Issues of debt management and debt consolidation made the news again, as one more analyst – this time CIBC’s CEO, Gerry McCaughry – weighed in on the merits of cautious, conservative Canadians. Mr. McCaughey pointed to the merit of Canadian’s native fiscal prudence, as reflected in the behaviour of both our citizens and our banks, as the saving grace that shielded us from the grave challenges faced in real estate and mortgage markets abroad – particularly in the shattered housing and mortgage markets in the United States.

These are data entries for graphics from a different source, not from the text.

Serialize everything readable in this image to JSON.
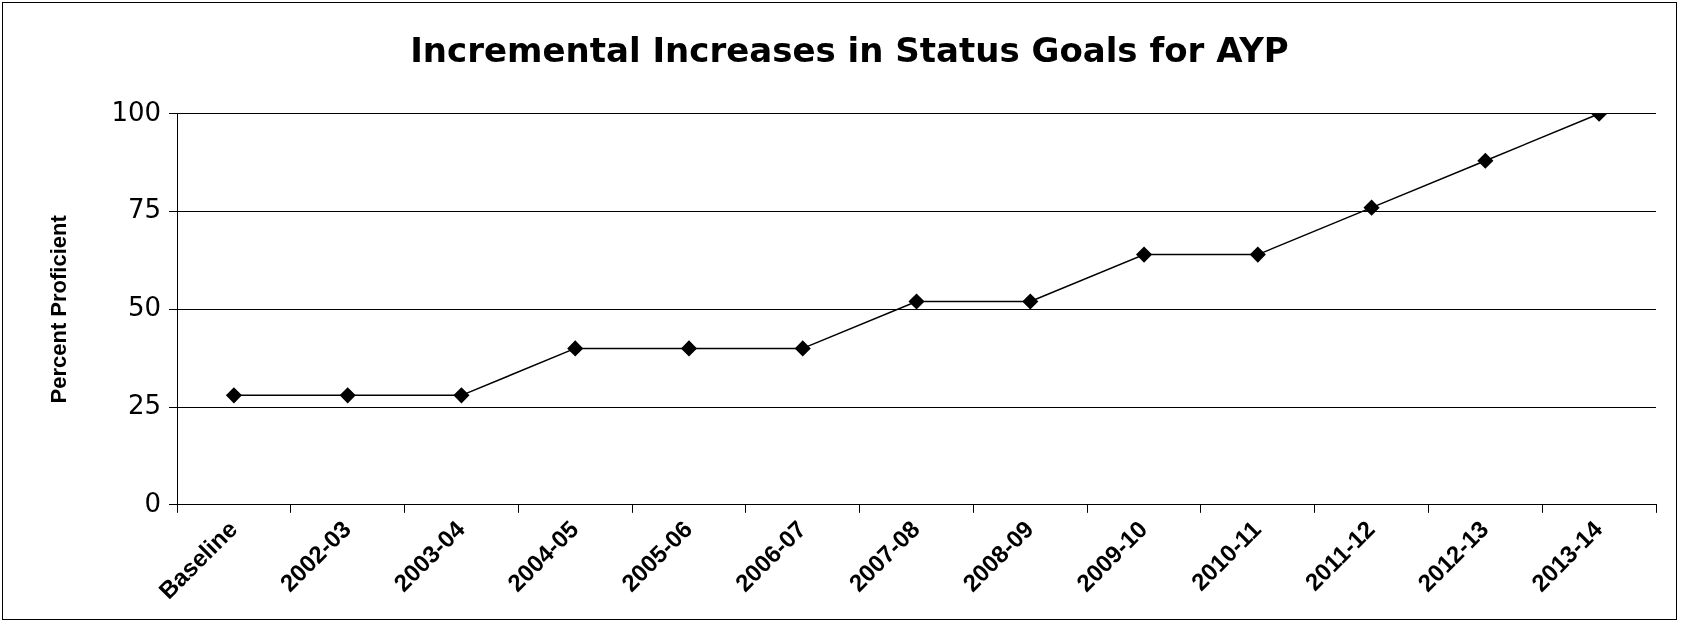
{
  "chart_data": {
    "type": "line",
    "title": "Incremental Increases in Status Goals for AYP",
    "ylabel": "Percent Proficient",
    "categories": [
      "Baseline",
      "2002-03",
      "2003-04",
      "2004-05",
      "2005-06",
      "2006-07",
      "2007-08",
      "2008-09",
      "2009-10",
      "2010-11",
      "2011-12",
      "2012-13",
      "2013-14"
    ],
    "series": [
      {
        "color": "#000000",
        "values": [
          28,
          28,
          28,
          40,
          40,
          40,
          52,
          52,
          64,
          64,
          76,
          88,
          100
        ]
      }
    ],
    "ylim": [
      0,
      100
    ],
    "yticks": [
      0,
      25,
      50,
      75,
      100
    ],
    "grid": "y",
    "legend": false,
    "marker": "diamond",
    "line_style": "solid"
  }
}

Mr. McCaughey told investors at a Montreal conference sponsored by CIBC that the recent slowdown in Canada’s housing market is a sign of Canadian’s prudence when it comes to matters fiscal. “I think the consumer probably is taking a pause and acting in a prudent fashion,” Mr. McCaughey said, “and that’s what’s driving this slowdown in the housing market.” Thus, Mr. McCaughey suggests that “the slowdown in mortgage lending is positive even though it means weaker loan growth for banks,” according to the Toronto Star.

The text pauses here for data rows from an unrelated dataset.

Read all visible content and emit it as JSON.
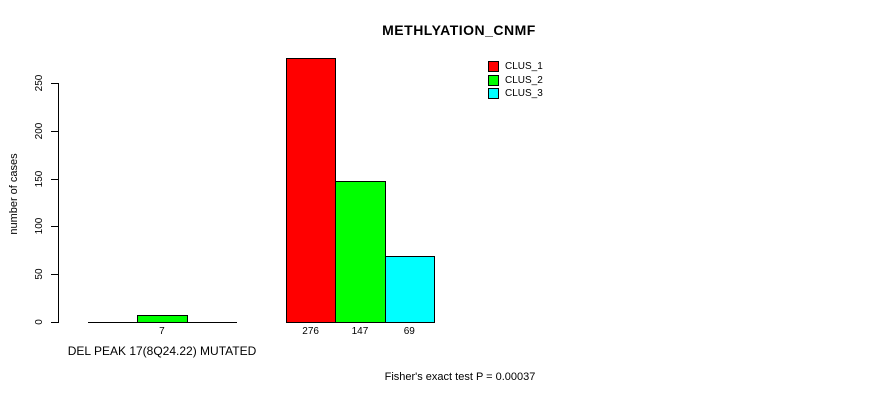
{
  "chart_data": {
    "type": "bar",
    "title": "METHLYATION_CNMF",
    "ylabel": "number of cases",
    "xlabel": "DEL PEAK 17(8Q24.22) MUTATED",
    "yticks": [
      0,
      50,
      100,
      150,
      200,
      250
    ],
    "ylim": [
      0,
      280
    ],
    "grid": false,
    "legend_position": "top-right",
    "legend_entries": [
      {
        "label": "CLUS_1",
        "color": "#ff0000"
      },
      {
        "label": "CLUS_2",
        "color": "#00ff00"
      },
      {
        "label": "CLUS_3",
        "color": "#00ffff"
      }
    ],
    "groups": [
      {
        "label": "DEL PEAK 17(8Q24.22) MUTATED",
        "values": [
          0,
          7,
          0
        ],
        "value_labels": [
          "",
          "7",
          ""
        ]
      },
      {
        "label": "",
        "values": [
          276,
          147,
          69
        ],
        "value_labels": [
          "276",
          "147",
          "69"
        ]
      }
    ],
    "annotation": "Fisher's exact test P = 0.00037"
  }
}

The Star reiterated the recent Statistics Canada report showing “household debt hit $1.481 trillion during the second quarter of 2010, up from $1.385 trillion during the same period last year,” as well as the Canadian Payroll Association recently released analysis reporting 59 percent of Canadians essentially live paycheque-to-paycheque, as clear indications that Canadian consumers are overextended – a theme underlined by Mr. McCaughey’s remarks to the CIBC investor conference.
Nonetheless, absent a double-dip recession, Mr. McCaughey told investors he was confident that “the Canadian consumer is more than capable of managing these current debt levels.” He again pointed out that the easing demand for consumer loans and mortgages that banks are now experiencing is a sign of prudence, as interest rates will not always be as low as they are now.
While mortgage rates remain low, homeowners with substantial home equity who are nonetheless living paycheque-to-paycheque might consider a debt consolidation loan in order to reduce their interest payments on outstanding credit card balances and personal loans, while building savings and shoring up or relieving household cash flow.